La haute juridiction ivoirienne pourrait-elle se prévaloir de l’article 183, unique article du chapitre de la constitution de 2016 sur « la continuité législative » pour rejeter la candidature du président sortant ? Cet article dispose que « La législation actuellement en vigueur en Côte d’Ivoire reste applicable, sauf l’intervention de textes nouveaux, en ce qu’elle n’a rien de contraire à la présente Constitution ». Au cours des débats à l’époque, le principal conseiller juridique du président avait expliqué que cet article 183 rendait impossible une nouvelle candidature d’Alassane Ouattara.
Si le Conseil constitutionnel créait la surprise, ce serait une rupture dans la série des décisions des conseils constitutionnels ivoiriens des dernières décennies, qui ont accompagné chaque étape du basculement dans la déconfiture politique violente du pays. Dans la constitution de 2016, le pouvoir aurait pu proposer des changements dans le mode de désignation des membres du Conseil constitutionnel pour accroître les chances d’indépendance de cette institution par rapport au pouvoir exécutif. Il n’en a rien été.

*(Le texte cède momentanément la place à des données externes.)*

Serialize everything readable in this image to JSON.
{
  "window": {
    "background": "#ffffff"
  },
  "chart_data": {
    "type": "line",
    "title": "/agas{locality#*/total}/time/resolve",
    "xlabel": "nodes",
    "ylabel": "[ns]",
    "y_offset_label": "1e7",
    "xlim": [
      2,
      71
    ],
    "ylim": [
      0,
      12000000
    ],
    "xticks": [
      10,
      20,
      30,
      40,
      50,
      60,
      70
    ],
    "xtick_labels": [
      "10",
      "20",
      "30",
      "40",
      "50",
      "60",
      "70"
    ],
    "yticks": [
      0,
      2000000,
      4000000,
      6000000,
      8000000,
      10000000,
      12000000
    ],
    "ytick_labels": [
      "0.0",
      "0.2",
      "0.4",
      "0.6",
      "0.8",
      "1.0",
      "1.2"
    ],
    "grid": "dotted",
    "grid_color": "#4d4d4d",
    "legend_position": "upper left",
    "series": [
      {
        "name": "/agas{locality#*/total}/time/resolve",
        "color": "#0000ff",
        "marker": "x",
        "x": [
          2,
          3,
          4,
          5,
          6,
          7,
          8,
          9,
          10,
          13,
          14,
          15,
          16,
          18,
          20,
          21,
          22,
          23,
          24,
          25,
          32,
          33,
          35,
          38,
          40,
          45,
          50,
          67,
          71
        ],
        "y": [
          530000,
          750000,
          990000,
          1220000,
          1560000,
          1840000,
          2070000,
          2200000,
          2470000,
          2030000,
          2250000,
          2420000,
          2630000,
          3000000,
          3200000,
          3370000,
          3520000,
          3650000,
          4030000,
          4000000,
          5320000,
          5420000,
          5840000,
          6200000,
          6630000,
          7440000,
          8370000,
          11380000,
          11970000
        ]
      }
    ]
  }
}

Mais les débats récurrents sur la quête du troisième mandat en Guinée, en Côte d’Ivoire, ou ailleurs sur le continent, sont lassants et improductifs. La tentation du troisième mandat n’est qu’une des manifestations et des conséquences d’une culture politique non démocratique plus ancrée qu’on ne le croit dans l’esprit des élites politiques des pays de la région. Le problème, c’est la culture politique dominante.
Tant que les règles de gestion du pouvoir politique ne changeront pas, tant que le pouvoir politique sera déterminant pour la distribution des positions d’accès aux rentes économiques, tant que tous les autres pôles de pouvoir supposé comme la justice, seront trop faibles par rapport au pouvoir politique, il sera assez facile pour les chefs d’État de rester là où ils sont, aussi longtemps qu’ils le voudront et que leur santé le leur permettra.
Si les présidents ont très envie de rester au pouvoir, ou en tout cas ont une peur bleue de devenir des citoyens presque ordinaires, et s’ils n’ont pas de mal à trouver de nombreux soutiens dans leurs camps et en dehors, dans toutes les strates de la société, c’est parce que les présidents ont peu de limites à leur pouvoir. Le président, par un décret ou même une instruction verbale, peut changer ou ruiner une vie. Dans un tel contexte, s’il a vraiment envie de rester, les hommes et les femmes qui pensent à leur propre avenir, à leurs conditions de vie, ne seront point nombreux à ne pas clamer haut et fort que 2+1= 1.
Economiste et analyste politique, Dr Gilles Olakounlé Yabi est le fondateur et le directeur de WATHI, think tank citoyen de l’Afrique de l’Ouest.